Kenney's word choices are ineffably precise: consider "it hit me they
were gone".  He could have said, "I realized they were gone" or "it
occured to me".  But not only is "hit me" shorter and thus more
visceral, but it's also the perfect fit in this context: coming after
an action scene, and only one sentence removed from "I braced myself
for a shock that never came".

In fact, those three lines are like a poem, marked by thematic rhymes:

I braced myself for a shock that never came (violence A)
and then they were gone (goneness B)
and then it hit me (A) they were gone (B)

For three little sentences, I think these pack a terrific punch (A).
But this isn't achieved by some intellectual effect, or from pretty
literary passages.  The effect is completely visceral in origin,
operating solely on a subconscious level.  And this brings up my next
point: Kenney uses first person to emphasize the immediate and the
physical.

He doesn't slow things down for detailed description.  Carter seldom
reflects on the events happening around him-- which only adds to the
feeling that he is a drowning man.  The story moves fast, fast, fast--
much faster here then in last week's Number Crunching bonanza.

... Tom interrupts this review for a moment, so that he can reflect on
Number Munchers.  Ah.  Number Munchers.

   Okay.  To continue...

I'm not one-hundred percent happy with Kenney's use of first person.
While the dialogue is crisp, I'm always dubious of any first-person
narrator who remembers reams of conversation verbatim, who can recall
the tug and flow of it.  But I suppose it's a convention of
first-person, and some may call this a nittling point.

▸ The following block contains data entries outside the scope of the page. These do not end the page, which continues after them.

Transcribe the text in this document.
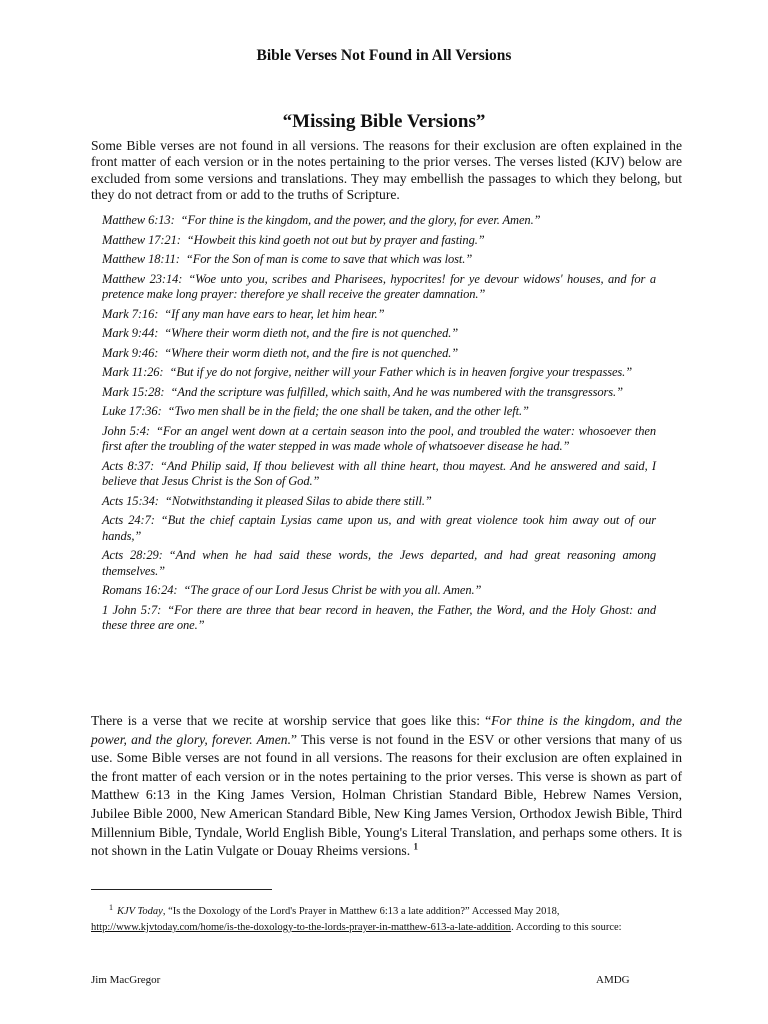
Bible Verses Not Found in All Versions
“Missing Bible Versions”

Some Bible verses are not found in all versions. The reasons for their exclusion are often explained in the front matter of each version or in the notes pertaining to the prior verses. The verses listed (KJV) below are excluded from some versions and translations. They may embellish the passages to which they belong, but they do not detract from or add to the truths of Scripture.

Matthew 6:13: “For thine is the kingdom, and the power, and the glory, for ever. Amen.”
Matthew 17:21: “Howbeit this kind goeth not out but by prayer and fasting.”
Matthew 18:11: “For the Son of man is come to save that which was lost.”
Matthew 23:14: “Woe unto you, scribes and Pharisees, hypocrites! for ye devour widows' houses, and for a pretence make long prayer: therefore ye shall receive the greater damnation.”
Mark 7:16: “If any man have ears to hear, let him hear.”
Mark 9:44: “Where their worm dieth not, and the fire is not quenched.”
Mark 9:46: “Where their worm dieth not, and the fire is not quenched.”
Mark 11:26: “But if ye do not forgive, neither will your Father which is in heaven forgive your trespasses.”
Mark 15:28: “And the scripture was fulfilled, which saith, And he was numbered with the transgressors.”
Luke 17:36: “Two men shall be in the field; the one shall be taken, and the other left.”
John 5:4: “For an angel went down at a certain season into the pool, and troubled the water: whosoever then first after the troubling of the water stepped in was made whole of whatsoever disease he had.”
Acts 8:37: “And Philip said, If thou believest with all thine heart, thou mayest. And he answered and said, I believe that Jesus Christ is the Son of God.”
Acts 15:34: “Notwithstanding it pleased Silas to abide there still.”
Acts 24:7: “But the chief captain Lysias came upon us, and with great violence took him away out of our hands,”
Acts 28:29: “And when he had said these words, the Jews departed, and had great reasoning among themselves.”
Romans 16:24: “The grace of our Lord Jesus Christ be with you all. Amen.”
1 John 5:7: “For there are three that bear record in heaven, the Father, the Word, and the Holy Ghost: and these three are one.”

There is a verse that we recite at worship service that goes like this: “For thine is the kingdom, and the power, and the glory, forever. Amen.” This verse is not found in the ESV or other versions that many of us use. Some Bible verses are not found in all versions. The reasons for their exclusion are often explained in the front matter of each version or in the notes pertaining to the prior verses. This verse is shown as part of Matthew 6:13 in the King James Version, Holman Christian Standard Bible, Hebrew Names Version, Jubilee Bible 2000, New American Standard Bible, New King James Version, Orthodox Jewish Bible, Third Millennium Bible, Tyndale, World English Bible, Young's Literal Translation, and perhaps some others. It is not shown in the Latin Vulgate or Douay Rheims versions. $^1$

$^1$ KJV Today, “Is the Doxology of the Lord's Prayer in Matthew 6:13 a late addition?” Accessed May 2018,
http://www.kjvtoday.com/home/is-the-doxology-to-the-lords-prayer-in-matthew-613-a-late-addition. According to this source:
Jim MacGregor	AMDG
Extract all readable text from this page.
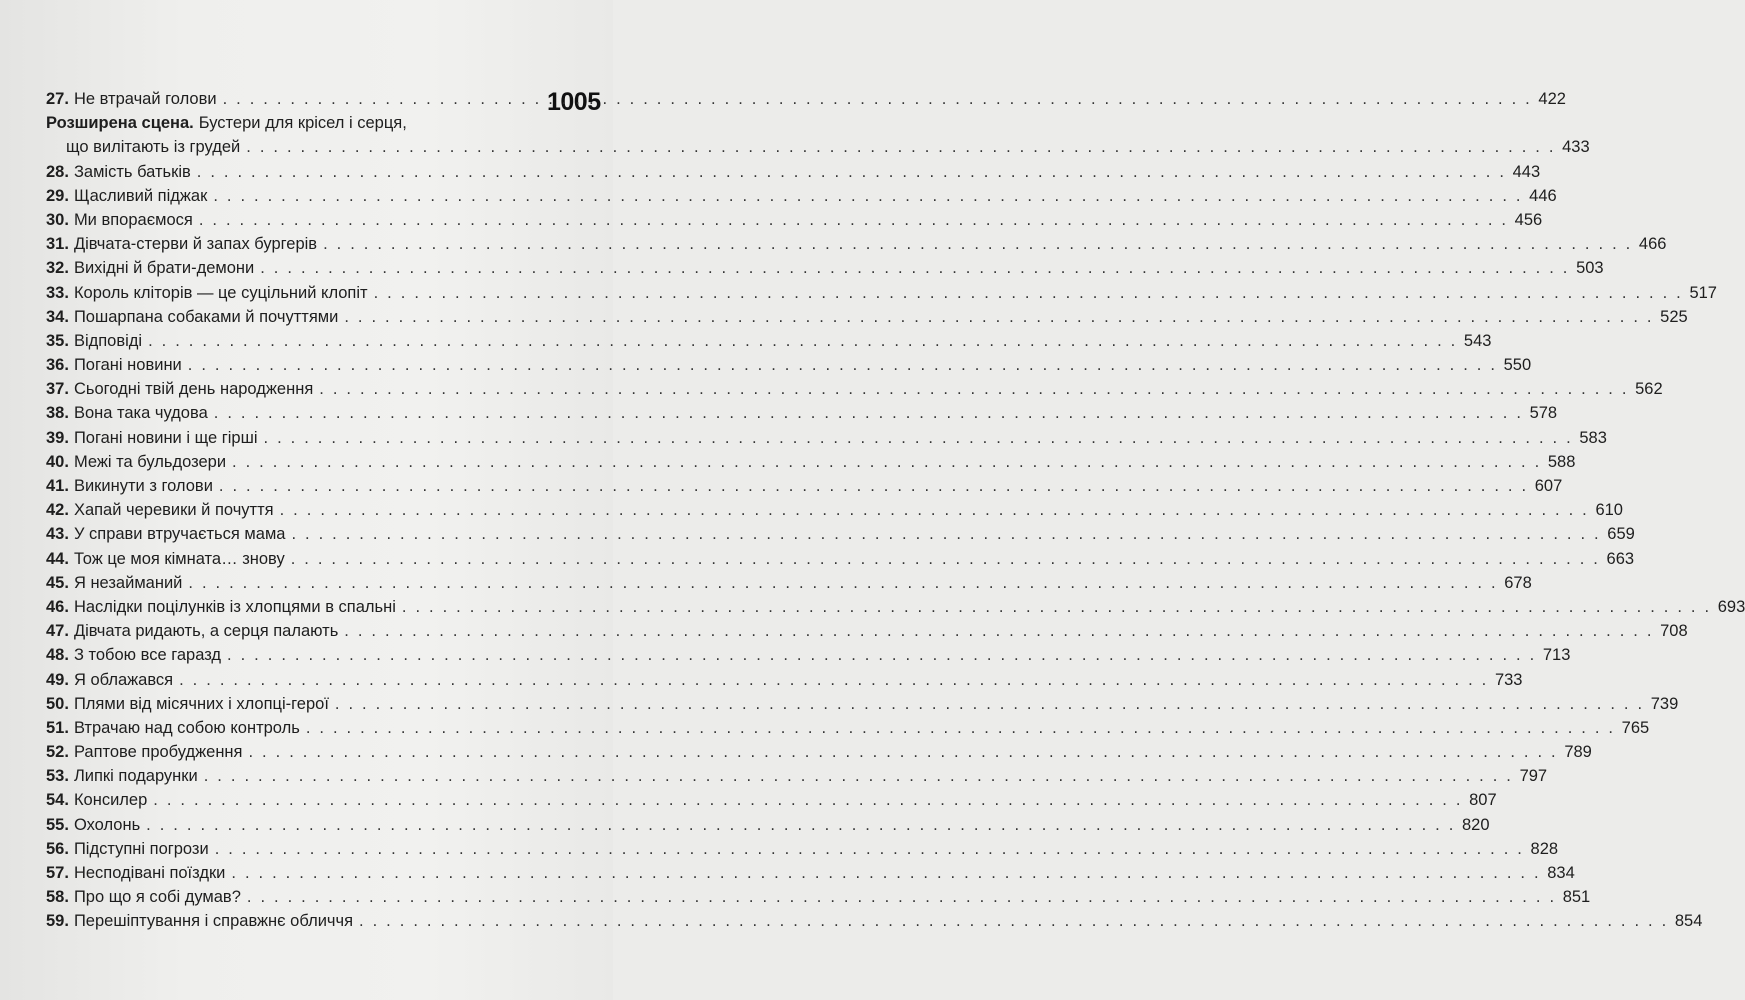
1005
27. Не втрачай голови . . .	422
Розширена сцена. Бустери для крісел і серця,
що вилітають із грудей . . .	433
28. Замість батьків . . .	443
29. Щасливий піджак . . .	446
30. Ми впораємося . . .	456
31. Дівчата-стерви й запах бургерів . . .	466
32. Вихідні й брати-демони . . .	503
33. Король кліторів — це суцільний клопіт . . .	517
34. Пошарпана собаками й почуттями . . .	525
35. Відповіді . . .	543
36. Погані новини . . .	550
37. Сьогодні твій день народження . . .	562
38. Вона така чудова . . .	578
39. Погані новини і ще гірші . . .	583
40. Межі та бульдозери . . .	588
41. Викинути з голови . . .	607
42. Хапай черевики й почуття . . .	610
43. У справи втручається мама . . .	659
44. Тож це моя кімната… знову . . .	663
45. Я незайманий . . .	678
46. Наслідки поцілунків із хлопцями в спальні . . .	693
47. Дівчата ридають, а серця палають . . .	708
48. З тобою все гаразд . . .	713
49. Я облажався . . .	733
50. Плями від місячних і хлопці-герої . . .	739
51. Втрачаю над собою контроль . . .	765
52. Раптове пробудження . . .	789
53. Липкі подарунки . . .	797
54. Консилер . . .	807
55. Охолонь . . .	820
56. Підступні погрози . . .	828
57. Несподівані поїздки . . .	834
58. Про що я собі думав? . . .	851
59. Перешіптування і справжнє обличчя . . .	854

Speaking of nittling points (nittling is a word, isn't it), some of the
very things I'm praising Kenney for-- the spare and economical nature
of the prose-- seem to be some of the very same things I've faulted
Willey for in the past.  I think the thing that helps Kenney in this
regard is the strength of his word choices, his pacing, and his
rhythmic sentence structures.

The action scenes move very quickly, and are very immediate and bloody,
but I must say they're not particularly creative, depending instead
upon who hit who where and the hardest.  That's fine, because the point
of the action scenes is not really the action, but the toll it takes on
Carter.  But I just want to go on record to say that I miss the days of
giant typewriters and unusual fighting props, things that seem to have
all but disappeared from comic books these days.  (On the bright side,
they seem to be all the rage in some of the better Hong Kong Kung Fu
flicks.)

And, since I'm reviewing these five issues, I suppose I must say a few
words about the actual plot. :-)

I would say that the plot is definitely thickening.  An explosion, one
for which Bush43 blames himself, destroys a building, possibly claiming
many lives.  No matter how many times he tries to get to the wreckage
to help with the rescue effort, people are trying to keep Jeffery away
from it: the Mayor, Cassandra, the New Mages.  I have this sinking
feeling that there's a conspiracy afoot, and that Cass is a part of it.

And, yeah, what with her being a supervillain and a dark-and-sexy femme
fatale, I know that the Rules of Film Noir and Its Spandex-Clad
Derivatives tells us that she's no good for him.  But the character's
really growing on me, and so I hope I'm wrong.